Los Angeles, CA—An agenda for personalized medicine must address quality control for test performance, billing and coding for molecular tests, and other practical challenges. The most important item in the agenda is the promotion of clinical utility to enhance value, said Michael A. Kolodziej, MD, National Medical Director, Oncology Solutions, Aetna, at the Fourth Annual Conference of the Association for Value-Based Cancer Care.
Although the final goal—an improvement in value—is universally recognized, there remains a shortage of ideas on how to achieve it, Dr Kolodziej said.
Personalized medicine depends on the ability to pay for diagnostic and therapeutic products. The cost of cancer care is increasing at double to triple the rate of other medical costs. New technologies may have an impact on bending this cost curve, but new technologies will invariably cost more than old technologies. Therefore, to favorably affect the value equation, quality will have to be improved, said Dr Kolodziej.
The 3 legs of the personalized medicine stool are mutation analysis, big data, and targeted therapy. Mutation analysis leads to a therapeutic decision in an effort to enhance outcome. Personalized medicine can add to the quality component of the value equation by improving survival and quality of life and reducing toxicities.
The 5 hurdles that must be cleared to fully realize the value of personalized medicine include:
- The tests
- The score-keeping
- The evidence
- The doctors
- The treatments.
Molecular Tests’ Utility
The test must have clinical utility, which means that the information provided makes a contribution to and improves current optimal management of the patient’s disease. The best examples of mutations that predict response to therapy are HER2/neu in breast cancer and non–small-cell lung cancer (NSCLC), RAR-alpha in acute promyelocytic leukemia, and BCR-ABL in chronic myeloid leukemia.
“NSCLC is the poster child. We’re cataloging 9000 mutations (in NSCLC), and there are a handful that make a difference,” Dr Kolodziej said. “EML4-ALK of course is actionable [with crizotinib], and there’s good evidence of clinical utility.” Most other mutations have no associated targeted therapy that is approved by the US Food and Drug Administration.
The test must also have clinical validity, meaning that it relates to the clinical outcome of interest. “We must agree that we have a long way to go to establish clinical utility,” Dr Kolodziej said.
Analytical validity of molecular tests is problematic without proficiency testing and standards, and improved analytical validity of next-generation sequencing is needed, said Dr Kolodziej. Targeted next-generation sequencing panels miss a variable amount of content depending on the genes, and exome sequencing misses 5% to 10% of coding sequences. Most doctors do not think about analytical validity when ordering a test.
Coding and information technology challenges with respect to molecular tests also abound. “There are no codes for next-generation sequencing,” Dr Kolodziej noted. The conversion of stack Current Procedural Terminology codes to specific codes will improve the ability to track utilization, enable decision support tools, and enforce coverage policy.

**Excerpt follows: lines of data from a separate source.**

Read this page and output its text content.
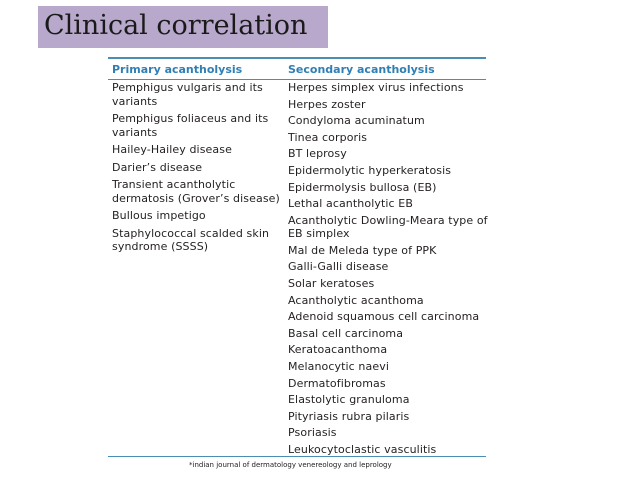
Clinical correlation
Primary acantholysis	Secondary acantholysis
Pemphigus vulgaris and its variants
Pemphigus foliaceus and its variants
Hailey-Hailey disease
Darier’s disease
Transient acantholytic dermatosis (Grover’s disease)
Bullous impetigo
Staphylococcal scalded skin syndrome (SSSS)
Herpes simplex virus infections
Herpes zoster
Condyloma acuminatum
Tinea corporis
BT leprosy
Epidermolytic hyperkeratosis
Epidermolysis bullosa (EB)
Lethal acantholytic EB
Acantholytic Dowling-Meara type of EB simplex
Mal de Meleda type of PPK
Galli-Galli disease
Solar keratoses
Acantholytic acanthoma
Adenoid squamous cell carcinoma
Basal cell carcinoma
Keratoacanthoma
Melanocytic naevi
Dermatofibromas
Elastolytic granuloma
Pityriasis rubra pilaris
Psoriasis
Leukocytoclastic vasculitis
*indian journal of dermatology venereology and leprology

The correct amount of testing to optimize patient outcome is unknown. The percentage of eligible patients who receive Oncotype testing is <70%. “How do we get doctors to do it right?” asked Dr Kolodziej. The use of value pathways and statistical probabilities of response according to mutation or combination of mutations are approaches that may represent the future, he said.
The Value Proposition Conundrum
Expense, including high copayment, is not the only hurdle to newer treatments, Dr Kolodziej said. Targeted agents have side effects that cause dose interruption or dose reduction within the first month of therapy in up to 33% of patients, and discontinuation in as many as 10%.
The marketing of genetic tests directly to consumers contributes to the demand for testing, whether evidence-based or not. Aetna documents that non–evidence-based requests for BRCA testing have increased by 10% annually since a direct-to-consumer campaign in 2004.
The ultimate question is the value proposition offered by personalized medicine. Will it improve the quality, safety, and cost-effectiveness of delivered healthcare, or will it drive additional medical costs with marginal healthcare?
All of these challenges occur in the setting of unsustainable growth in healthcare spending and the near uniform agreement that we need to spend our money in a more intelligent, impactful way. Currently, approximately 30% of health spending is waste, including unnecessary services, prevention failures, fraud, inflated prices, inefficient care delivery, and excess administrative costs, according to the Institute of Medicine.
Our values should guide the approach to creating a better healthcare system, with the goal being better patient outcomes, Dr Kolodziej said.